Hunt waited in silence, unsure of what kind of response would be appropriate.
"You know," she went on, "about the problem that Minerva was experiencing--with the carbon-dioxide level rising. Well, one possible solution presented itself immediately--simply migrate to another planet. But this was at a time before there were any ships like the Shapieron . . . before we could travel to other stars. Therefore we could contemplate only the planets of the Solar System. Apart from Minerva itself, only one of them could have supported life."
Hunt looked at her blankly; the message had not quite registered.
"Earth," he said with a slight shrug.
"Yes, Earth. We could move our whole civilization to Earth. As you know, we sent expeditions to explore it, but when they sent back details of the environment that they found there, we knew that there could be no simple answer to Minerva's problems. Ganymeans could never have survived amid such savagery."
"So the idea was abandoned then?" Hunt suggested.
"No . . . not quite. You see, the whole terrestrial ecology and the creatures that formed part of it were thought by many Ganymeans to be so unnatural as to constitute a perversion of life itself--a smear upon an otherwise perfect universe that the universe would be a better place without." Hunt gaped at her as what she was saying began to sink in. "A suggestion was put forward that the whole planet be wiped clean of the disease that infested it. Terrestrial life would be exterminated, and then Minervan forms would be substituted. After all, the supporters of the scheme argued, it would be simply playing the game by Earth's own rules."
Hunt was stunned. After everything that had been said, the Ganymeans could actually have been capable of conceiving a scheme like that? She watched and seemed to read the thought in his mind.
"Most Ganymeans opposed the idea, instinctively, totally and without compromise. It was completely against their basic nature. The public protest that it provoked was probably the most vigorous in our whole history.
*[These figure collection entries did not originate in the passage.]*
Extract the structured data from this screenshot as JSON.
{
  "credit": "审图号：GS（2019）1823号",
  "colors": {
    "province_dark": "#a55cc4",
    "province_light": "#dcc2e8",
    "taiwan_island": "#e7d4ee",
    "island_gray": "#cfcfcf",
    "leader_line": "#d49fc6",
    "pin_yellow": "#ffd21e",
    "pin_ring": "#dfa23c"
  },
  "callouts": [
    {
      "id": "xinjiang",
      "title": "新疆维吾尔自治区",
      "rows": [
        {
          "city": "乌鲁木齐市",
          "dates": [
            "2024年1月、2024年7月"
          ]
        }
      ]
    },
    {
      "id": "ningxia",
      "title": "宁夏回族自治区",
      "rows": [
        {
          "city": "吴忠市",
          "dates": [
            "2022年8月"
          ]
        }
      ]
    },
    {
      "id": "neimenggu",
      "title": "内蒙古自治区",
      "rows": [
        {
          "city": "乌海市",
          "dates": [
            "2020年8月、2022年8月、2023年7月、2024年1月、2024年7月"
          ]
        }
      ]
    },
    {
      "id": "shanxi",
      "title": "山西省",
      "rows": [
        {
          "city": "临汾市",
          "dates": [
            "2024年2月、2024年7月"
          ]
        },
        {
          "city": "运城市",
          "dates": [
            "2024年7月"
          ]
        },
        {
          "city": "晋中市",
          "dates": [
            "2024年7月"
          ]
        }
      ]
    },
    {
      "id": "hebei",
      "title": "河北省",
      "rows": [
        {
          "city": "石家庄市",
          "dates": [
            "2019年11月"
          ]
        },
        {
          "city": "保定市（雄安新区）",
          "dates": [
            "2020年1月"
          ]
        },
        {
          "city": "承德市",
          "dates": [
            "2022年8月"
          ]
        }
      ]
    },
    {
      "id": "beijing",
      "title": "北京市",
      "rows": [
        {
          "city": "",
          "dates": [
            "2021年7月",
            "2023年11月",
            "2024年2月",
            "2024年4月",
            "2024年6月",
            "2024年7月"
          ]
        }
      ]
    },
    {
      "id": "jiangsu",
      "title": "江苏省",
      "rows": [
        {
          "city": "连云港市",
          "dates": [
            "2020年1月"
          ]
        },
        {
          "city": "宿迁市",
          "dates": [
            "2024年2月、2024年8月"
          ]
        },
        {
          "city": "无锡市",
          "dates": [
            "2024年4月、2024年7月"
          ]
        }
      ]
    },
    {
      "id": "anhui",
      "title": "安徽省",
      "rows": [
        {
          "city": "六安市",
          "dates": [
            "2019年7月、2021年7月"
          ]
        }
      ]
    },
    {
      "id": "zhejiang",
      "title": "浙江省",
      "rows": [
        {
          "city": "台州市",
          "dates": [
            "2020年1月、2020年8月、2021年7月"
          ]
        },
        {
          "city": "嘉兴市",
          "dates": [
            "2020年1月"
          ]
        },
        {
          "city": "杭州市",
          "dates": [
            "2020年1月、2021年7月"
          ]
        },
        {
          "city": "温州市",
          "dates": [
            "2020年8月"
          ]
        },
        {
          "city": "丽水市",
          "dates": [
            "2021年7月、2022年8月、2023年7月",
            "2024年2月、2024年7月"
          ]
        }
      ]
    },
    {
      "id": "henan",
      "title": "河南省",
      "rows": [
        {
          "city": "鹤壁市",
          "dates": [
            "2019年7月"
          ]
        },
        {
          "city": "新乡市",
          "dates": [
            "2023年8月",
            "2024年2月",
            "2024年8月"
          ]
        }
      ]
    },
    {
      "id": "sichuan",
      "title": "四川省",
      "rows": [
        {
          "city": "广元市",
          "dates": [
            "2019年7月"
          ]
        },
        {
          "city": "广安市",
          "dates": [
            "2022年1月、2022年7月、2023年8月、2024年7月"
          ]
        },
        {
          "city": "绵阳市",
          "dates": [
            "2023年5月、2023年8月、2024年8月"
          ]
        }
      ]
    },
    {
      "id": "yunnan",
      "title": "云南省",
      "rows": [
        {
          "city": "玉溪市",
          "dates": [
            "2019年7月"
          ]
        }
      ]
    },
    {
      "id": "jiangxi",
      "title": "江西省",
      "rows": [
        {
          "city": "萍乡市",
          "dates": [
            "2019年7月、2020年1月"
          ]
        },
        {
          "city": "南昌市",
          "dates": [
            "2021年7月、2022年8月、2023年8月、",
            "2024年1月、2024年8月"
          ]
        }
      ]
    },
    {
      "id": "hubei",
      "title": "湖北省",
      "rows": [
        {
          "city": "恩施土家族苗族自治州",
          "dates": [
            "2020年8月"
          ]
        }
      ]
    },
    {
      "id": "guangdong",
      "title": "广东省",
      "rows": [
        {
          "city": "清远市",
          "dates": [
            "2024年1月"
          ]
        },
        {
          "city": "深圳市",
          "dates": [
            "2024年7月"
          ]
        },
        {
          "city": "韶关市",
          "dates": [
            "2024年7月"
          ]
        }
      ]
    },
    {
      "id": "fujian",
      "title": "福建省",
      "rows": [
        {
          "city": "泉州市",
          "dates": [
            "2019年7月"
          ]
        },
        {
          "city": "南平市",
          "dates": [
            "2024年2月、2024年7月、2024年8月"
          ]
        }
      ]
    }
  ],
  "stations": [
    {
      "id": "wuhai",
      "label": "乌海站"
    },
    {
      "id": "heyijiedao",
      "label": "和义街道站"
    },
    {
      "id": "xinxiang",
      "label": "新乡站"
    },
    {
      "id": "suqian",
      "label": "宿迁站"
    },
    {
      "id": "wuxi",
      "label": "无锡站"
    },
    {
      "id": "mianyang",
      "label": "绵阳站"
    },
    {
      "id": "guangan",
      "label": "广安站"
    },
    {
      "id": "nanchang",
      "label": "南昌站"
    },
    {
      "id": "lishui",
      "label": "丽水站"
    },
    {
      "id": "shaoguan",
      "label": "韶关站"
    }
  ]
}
"Nevertheless, our own world was in danger of becoming uninhabitable, and some members of the government took the view that they had an obligation to investigate every possible alternative. So, in secret, they set up a small colony on Earth to experiment on a local scale." She saw the questions forming on Hunt's lips and held up a hand to forestall them. "Don't ask me where on Earth this colony was or what methods they employed to do the things they were sent there to do; I have great difficulty in speaking about this at all. Let us just say that the results were catastrophic. In some regions the ecology collapsed completely as a consequence of the things that were done and many terrestrial species became extinct during what you call the Oligocene period for this reason. Some of the areas affected remain deserts on Earth to this day."
Hunt didn't know what to say, so said nothing. The things he had just been told were shocking not because of the means or ends that they implied, which were all too familiar to humans, but because they were so unexpected. For him the conversation was a revelation and a staggering one at that, but no more. For the Ganymean, he realized, it was traumatic.